EPA Bringing Asbestos Back– One of the Deadliest Workplace Toxins in Existence

EPA Bringing Asbestos Back– One of the Deadliest Workplace Toxins in Existence
EPA Bringing Asbestos Back– One of the Deadliest Workplace Toxins in Existence

Over the summer, the Environmental Protection Agency (EPA) Office of Pollution Prevention and Toxics announced a proposed “Significant New Use Rule” (SNUR) for asbestos, an undisputed carcinogen. SNURs are a mechanism within the Toxic Substances Control Act (TSCA) that require the EPA to specifically approve a chemical when it is used in a significantly new way or in a significantly new mixture. Sadly, for potentially tens of thousands of unsuspecting American workers and their loved ones, it appears that this EPA is using a SNUR process, in a particularly cruel bit of political doublethink that could easily increase American lung cancer and mesothelioma deaths, to quietly expand asbestos usage in the United States under the (false) guise of an “unprecedented” set of new protections against the dangers of asbestos which require manufacturers “to receive EPA approval before starting or resuming manufacturing, and importing or processing of asbestos” to hear former EPA Administrator Scott Pruitt (who resigned amid accusations of misconduct) tell it.

A substance like asbestos, that everyone agrees causes terminal, human cancers, does not need a SNUR process, because it doesn’t matter if asbestos is being used in a new way or in a new mixture. It is always going to be a deadly poison with no known safe level of exposure. Period. In fact, it is precisely because the health and litigation risks of asbestos are so great that there are many unregulated uses for asbestos that are nevertheless effectively dead. But, the current administration seeks to change all that, by using the SNUR process to grant formal approval to some, if not many, of those uses if they pass a safety review that many scientists find flawed.

The TSCA was undergoing a major overhaul that began under the Obama administration and then transitioned when the Trump administration took over. But the new EPA has “reinterpreted” the TSCA mandate in radically divergent ways that, instead of protecting American workers, as originally intended (by simply banning all currently unregulated uses of asbestos for instance), now look to put a potentially large swath of the working public and their loved ones (who face the risk of second-hand contamination), at even greater risk of contracting terminal cancer. A leaked opinion from EPA lawyer Mark Seltzer, an attorney advisor to the EPA Chemical Risk and Reporting Enforcement Branch who worked on the SNUR and openly concluded that: “This new approach allows asbestos-containing products that are not currently used to be used in the future.”

According to critics, the path to this new future use lies with the way this EPA is using the SNUR for asbestos.
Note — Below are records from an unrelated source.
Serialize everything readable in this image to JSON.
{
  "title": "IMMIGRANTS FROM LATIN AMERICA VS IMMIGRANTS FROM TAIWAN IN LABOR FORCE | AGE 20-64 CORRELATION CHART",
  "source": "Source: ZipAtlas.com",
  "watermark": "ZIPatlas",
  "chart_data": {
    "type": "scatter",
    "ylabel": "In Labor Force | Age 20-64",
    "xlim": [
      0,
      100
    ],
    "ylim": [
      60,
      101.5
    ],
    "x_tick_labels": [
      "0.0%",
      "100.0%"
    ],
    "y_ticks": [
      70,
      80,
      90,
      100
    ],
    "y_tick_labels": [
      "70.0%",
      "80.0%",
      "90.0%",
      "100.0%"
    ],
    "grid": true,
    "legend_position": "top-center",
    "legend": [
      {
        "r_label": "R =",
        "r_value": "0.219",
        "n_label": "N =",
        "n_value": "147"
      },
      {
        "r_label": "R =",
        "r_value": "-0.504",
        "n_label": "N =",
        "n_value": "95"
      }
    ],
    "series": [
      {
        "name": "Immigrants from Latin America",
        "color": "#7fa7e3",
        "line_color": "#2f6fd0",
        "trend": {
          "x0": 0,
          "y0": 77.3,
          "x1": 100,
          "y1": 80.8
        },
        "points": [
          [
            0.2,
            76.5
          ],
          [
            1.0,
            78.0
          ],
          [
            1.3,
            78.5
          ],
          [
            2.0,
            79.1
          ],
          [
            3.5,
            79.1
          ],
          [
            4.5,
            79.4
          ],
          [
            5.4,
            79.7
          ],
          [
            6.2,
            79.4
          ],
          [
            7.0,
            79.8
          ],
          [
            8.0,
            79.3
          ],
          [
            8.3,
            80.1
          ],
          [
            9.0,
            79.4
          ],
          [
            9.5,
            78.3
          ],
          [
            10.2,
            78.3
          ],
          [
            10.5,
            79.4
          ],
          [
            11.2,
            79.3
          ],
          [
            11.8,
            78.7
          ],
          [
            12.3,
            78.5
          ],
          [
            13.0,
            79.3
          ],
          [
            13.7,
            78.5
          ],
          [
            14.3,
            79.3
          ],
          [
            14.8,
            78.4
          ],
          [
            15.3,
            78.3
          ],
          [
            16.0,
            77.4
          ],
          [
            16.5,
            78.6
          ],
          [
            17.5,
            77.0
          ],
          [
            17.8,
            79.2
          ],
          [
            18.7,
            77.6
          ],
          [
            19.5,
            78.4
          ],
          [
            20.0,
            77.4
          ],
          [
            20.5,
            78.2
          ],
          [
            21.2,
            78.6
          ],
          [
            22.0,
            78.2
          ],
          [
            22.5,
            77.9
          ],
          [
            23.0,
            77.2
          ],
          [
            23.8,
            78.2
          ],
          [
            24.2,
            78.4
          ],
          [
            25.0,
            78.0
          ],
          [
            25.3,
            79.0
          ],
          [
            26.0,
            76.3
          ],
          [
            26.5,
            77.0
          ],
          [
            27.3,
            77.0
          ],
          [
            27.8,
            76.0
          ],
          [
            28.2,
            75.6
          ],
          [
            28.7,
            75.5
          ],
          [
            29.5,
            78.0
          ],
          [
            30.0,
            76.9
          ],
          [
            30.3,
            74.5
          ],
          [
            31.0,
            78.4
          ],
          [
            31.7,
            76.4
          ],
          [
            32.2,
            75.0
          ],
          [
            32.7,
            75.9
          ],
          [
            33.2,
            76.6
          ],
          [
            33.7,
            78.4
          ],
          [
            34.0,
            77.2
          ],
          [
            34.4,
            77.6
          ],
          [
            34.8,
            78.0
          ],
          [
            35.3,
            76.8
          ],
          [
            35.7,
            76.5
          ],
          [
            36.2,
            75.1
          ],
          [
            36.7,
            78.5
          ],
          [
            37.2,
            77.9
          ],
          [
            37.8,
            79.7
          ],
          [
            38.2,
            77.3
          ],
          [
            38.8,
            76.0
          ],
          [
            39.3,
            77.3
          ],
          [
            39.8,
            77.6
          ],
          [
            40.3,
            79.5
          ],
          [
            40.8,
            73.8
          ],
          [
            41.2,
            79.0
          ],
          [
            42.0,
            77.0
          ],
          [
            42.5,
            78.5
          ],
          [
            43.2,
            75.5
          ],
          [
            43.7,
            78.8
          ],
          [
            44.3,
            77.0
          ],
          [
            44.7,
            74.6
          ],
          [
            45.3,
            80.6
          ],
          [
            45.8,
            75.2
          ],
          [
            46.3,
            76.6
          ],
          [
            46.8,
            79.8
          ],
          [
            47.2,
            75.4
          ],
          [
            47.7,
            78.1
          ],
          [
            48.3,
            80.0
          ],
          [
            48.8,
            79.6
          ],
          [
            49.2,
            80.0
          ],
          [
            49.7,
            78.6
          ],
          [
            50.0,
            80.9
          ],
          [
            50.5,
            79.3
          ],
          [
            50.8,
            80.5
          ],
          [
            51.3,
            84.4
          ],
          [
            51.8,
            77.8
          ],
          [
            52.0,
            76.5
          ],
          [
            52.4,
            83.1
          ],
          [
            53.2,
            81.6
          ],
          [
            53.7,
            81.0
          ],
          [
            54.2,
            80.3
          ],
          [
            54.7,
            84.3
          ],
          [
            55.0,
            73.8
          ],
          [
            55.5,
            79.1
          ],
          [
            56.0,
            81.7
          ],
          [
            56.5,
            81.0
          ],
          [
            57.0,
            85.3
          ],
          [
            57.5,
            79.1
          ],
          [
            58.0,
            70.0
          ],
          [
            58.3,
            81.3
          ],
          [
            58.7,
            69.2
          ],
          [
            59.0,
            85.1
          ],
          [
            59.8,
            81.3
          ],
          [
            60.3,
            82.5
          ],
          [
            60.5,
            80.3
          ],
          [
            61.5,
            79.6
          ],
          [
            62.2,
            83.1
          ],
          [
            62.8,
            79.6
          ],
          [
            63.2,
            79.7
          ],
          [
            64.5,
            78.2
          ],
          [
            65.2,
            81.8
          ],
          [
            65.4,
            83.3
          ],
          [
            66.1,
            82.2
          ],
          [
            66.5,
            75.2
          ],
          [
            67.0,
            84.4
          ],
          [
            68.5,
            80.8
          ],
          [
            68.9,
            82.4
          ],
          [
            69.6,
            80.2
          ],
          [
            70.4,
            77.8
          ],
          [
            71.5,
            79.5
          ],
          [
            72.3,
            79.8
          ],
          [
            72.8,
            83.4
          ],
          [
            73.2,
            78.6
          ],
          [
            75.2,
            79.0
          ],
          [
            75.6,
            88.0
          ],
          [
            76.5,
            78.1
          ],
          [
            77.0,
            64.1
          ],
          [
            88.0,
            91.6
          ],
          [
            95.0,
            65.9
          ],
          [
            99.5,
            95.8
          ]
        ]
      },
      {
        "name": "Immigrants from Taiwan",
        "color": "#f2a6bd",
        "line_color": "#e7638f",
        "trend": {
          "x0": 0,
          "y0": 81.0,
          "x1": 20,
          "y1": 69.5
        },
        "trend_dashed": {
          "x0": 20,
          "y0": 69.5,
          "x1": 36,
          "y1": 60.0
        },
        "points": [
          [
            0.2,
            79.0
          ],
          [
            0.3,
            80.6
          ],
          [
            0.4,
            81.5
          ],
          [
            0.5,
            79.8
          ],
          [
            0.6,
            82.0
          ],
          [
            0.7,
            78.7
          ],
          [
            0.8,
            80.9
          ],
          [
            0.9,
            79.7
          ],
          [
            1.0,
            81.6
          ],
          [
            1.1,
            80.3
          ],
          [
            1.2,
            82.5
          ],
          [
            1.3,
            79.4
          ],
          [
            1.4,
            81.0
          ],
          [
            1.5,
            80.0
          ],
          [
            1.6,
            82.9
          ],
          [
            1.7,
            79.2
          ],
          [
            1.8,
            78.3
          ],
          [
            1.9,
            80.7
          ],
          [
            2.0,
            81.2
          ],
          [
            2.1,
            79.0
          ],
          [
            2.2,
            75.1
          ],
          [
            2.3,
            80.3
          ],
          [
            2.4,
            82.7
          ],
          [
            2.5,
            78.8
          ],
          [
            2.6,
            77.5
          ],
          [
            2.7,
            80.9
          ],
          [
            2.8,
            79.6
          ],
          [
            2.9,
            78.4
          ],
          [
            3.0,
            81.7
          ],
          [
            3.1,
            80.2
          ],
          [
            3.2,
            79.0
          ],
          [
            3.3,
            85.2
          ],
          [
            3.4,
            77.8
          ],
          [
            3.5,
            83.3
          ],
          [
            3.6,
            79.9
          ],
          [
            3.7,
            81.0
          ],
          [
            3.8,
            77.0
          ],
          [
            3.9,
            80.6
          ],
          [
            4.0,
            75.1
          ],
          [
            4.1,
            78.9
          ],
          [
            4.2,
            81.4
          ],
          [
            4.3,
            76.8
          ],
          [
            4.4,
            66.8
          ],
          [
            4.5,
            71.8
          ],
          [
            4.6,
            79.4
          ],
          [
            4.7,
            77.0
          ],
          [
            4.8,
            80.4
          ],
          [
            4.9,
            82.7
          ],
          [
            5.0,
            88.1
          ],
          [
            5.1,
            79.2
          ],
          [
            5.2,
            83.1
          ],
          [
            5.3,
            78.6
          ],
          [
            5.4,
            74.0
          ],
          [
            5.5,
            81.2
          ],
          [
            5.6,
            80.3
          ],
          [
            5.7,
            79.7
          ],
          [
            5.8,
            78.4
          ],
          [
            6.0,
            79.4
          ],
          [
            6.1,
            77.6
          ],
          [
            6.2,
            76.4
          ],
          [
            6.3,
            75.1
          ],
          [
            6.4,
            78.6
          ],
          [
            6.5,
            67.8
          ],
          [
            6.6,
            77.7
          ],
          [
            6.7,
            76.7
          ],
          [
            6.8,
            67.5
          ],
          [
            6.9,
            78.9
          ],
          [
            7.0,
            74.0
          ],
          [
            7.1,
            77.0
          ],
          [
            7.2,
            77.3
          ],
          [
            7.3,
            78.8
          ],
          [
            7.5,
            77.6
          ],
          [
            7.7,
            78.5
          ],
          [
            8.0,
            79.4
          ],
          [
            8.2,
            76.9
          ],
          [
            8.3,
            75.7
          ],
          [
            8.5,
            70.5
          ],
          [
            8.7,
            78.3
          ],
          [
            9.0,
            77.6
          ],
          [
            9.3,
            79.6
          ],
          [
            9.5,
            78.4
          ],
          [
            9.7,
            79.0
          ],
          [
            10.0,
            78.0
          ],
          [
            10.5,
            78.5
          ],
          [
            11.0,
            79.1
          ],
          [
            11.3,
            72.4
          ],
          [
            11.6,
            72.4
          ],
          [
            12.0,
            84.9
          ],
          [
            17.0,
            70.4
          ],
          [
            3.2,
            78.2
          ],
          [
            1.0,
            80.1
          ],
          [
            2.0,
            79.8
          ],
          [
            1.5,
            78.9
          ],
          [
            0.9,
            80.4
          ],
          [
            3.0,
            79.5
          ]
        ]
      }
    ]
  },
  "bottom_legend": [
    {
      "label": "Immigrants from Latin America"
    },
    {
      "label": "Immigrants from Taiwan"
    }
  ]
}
First, the SNUR concerns only 15 specific uses the EPA “believes” to be comprehensive. Only addressing a few potential uses sets up the argument that anything outside those 15 listed uses, are not of concern and can be legally implemented. Second, and most troubling, is the way this EPA will evaluate the risk of these “currently unregulated former uses.” Its approach is not include information from existing uses of asbestos, notwithstanding the significant body of scientific work around the health risks stemming from those uses. This means that the known dangers posed by, for example, asbestos-containing tiles, adhesives and piping in millions of homes and commercial buildings nationwide, the 8.8 million pounds a year of asbestos deposited in hazardous landfills or the 13.1 million pounds discarded in routine dump sites, will not be considered in determining whether a particular use of asbestos is safe. Making it easier to say something is safe by simply ignoring a century’s worth of the uncontroversial science on asbestos as a human carcinogen, means far fewer restrictions or prohibitions will be placed on the use of asbestos.

But it won’t matter to the landfill worker or the pipefitter or the father and son doing demolition whether the EPA declared the original use of the asbestos safe, when they’re moving it around or tearing it off and breathing it in. It won’t matter to their spouses or their children when they get terminal cancer decades down the road from doing dad’s asbestos-contaminated laundry. Unfortunately, I have seen, up close and personal, the devastating, awful toll that lax laws and political cover-ups, like these, have taken on the American workforce. This kind of dirty politics, putting people’s lives on the line in the name of “infinite growth” (in stock price), should have remained a long-dead relic of a dark period in American history. We need industries and lawmakers that work to create a future, not steal one from others.